Dentro do contexto social brasileiro, a oportunização do brincar

assumiu, através da brinquedoteca, características próprias, voltadas para a

necessidade de melhor atender as crianças e as famílias brasileiras. Um dos

objetivos da brinquedoteca é resgatar o viver da criança no seu próprio tempo,

através das brincadeiras que realizam.

Para a professora Cunha (2007), o brincar é uma característica

primordial na vida das crianças. Segundo a autora em seu livro “Brinquedoteca:

um mergulho no brincar”, o brincar para a criança é importante:

19

Porque, brincando, a criança desenvolve a sociabilidade, faz

amigos e aprende a conviver respeitando o direito dos outros e

as normas estabelecidas pelo grupo e porque, brincando, a

criança está nutrindo sua vida interior, descobrindo sua

vocação e buscando um sentido para sua vida (CUNHA, 2007,

p.11)

É brincar, jogar e se divertir dentro de um espaço onde a ludicidade

e a criação têm muitas semelhanças e são essências no processo de formação

do ser humano voltado ao desenvolvimento infantil, e o que vemos é a

confirmação cada vez mais precisa sobre a importância deste comportamento

para a formação de uma criança feliz e saudável.

20

CAPÍTULO II

A CONCEPÇÃO DE INFÂNCIA E EDUCAÇÃO AO LONGO DOS

TEMPOS.

De acordo com os diferentes contextos históricos, a infância é

percebida diferentemente ao longo dos tempos, pois o modo de produção

vigente numa sociedade determina o processo político, social, intelectual,

sentimental e as formas de relacionamento dos homens entre si e destes com

as crianças.

Segundo Rego:

Com ajuda do adulto as crianças assimilam ativamente aquelas

atividades que foram construídas pela História social ao longo

de milênios: ela aprende a sentar-se à mesa, a comer com

talheres, a tomar líquidos em copo, etc.
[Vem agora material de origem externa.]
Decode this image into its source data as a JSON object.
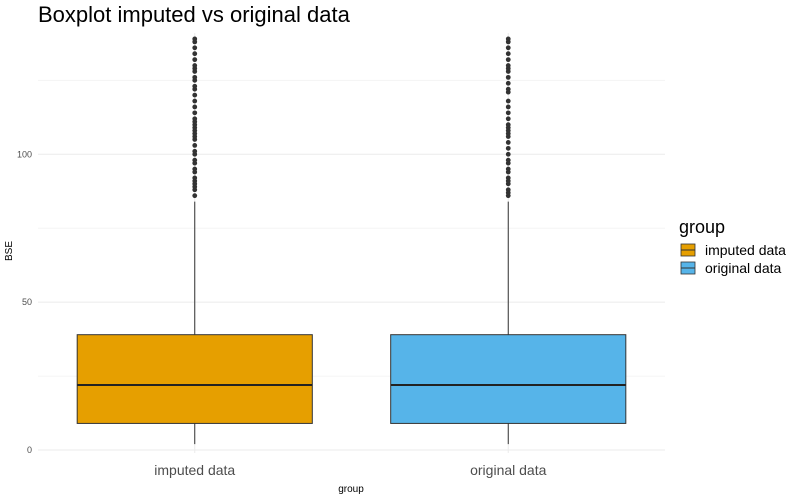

Através das interações

constantes do adulto (e de crianças mais experientes) os

processos psicológicos mais complexos começam a se formar.

(REGO 2004. p. 60.)

Na Idade Média, a infância significava um estado de transição para a

vida adulta e a criança era considerada um adulto em miniatura. Devido a isso,

executava as mesmas tarefas que o adulto e também se vestia como ele, pois

não existiam modelos específicos de roupas para as crianças. Porém, a

hierarquia social era visualizada através das mesmas, por haver diferenciações

destas por classes sociais.

Para a sociedade, era de suma importância que a criança crescesse

rapidamente para poder participar do trabalho e das demais atividades do

mundo adulto.

21

A educação destas crianças consistia em inseri-las numa família

estranha por volta dos sete anos de idade, independentemente de sua função

social, para aprenderem os serviços domésticos através da prática, e o anfitrião

era chamado de mestre e a criança de aprendiz. Os trabalhos domésticos não

eram considerados degradantes ou inferiores como hoje, pois era uma forma

de educação comum a ricos e pobres, e os conhecimentos e valores humanos

que as crianças deveriam possuir eram transmitidos desta forma.

A educação escolar estava reservada a um pequeno grupo de

clérigos e nobres, com faixa etária diversificada, pois era considerado normal o

fato de um adulto interessado em aprender ser integrado numa turma infantil,

pois o que importava era a matéria a ser ensinada.

A partir dos séculos XV e XVI algumas obras artísticas começam a

dar destaque às crianças que eram representadas nas obras em grupos,

muitas vezes em tipos de jogos com adultos, com a mãe no meio do povo etc.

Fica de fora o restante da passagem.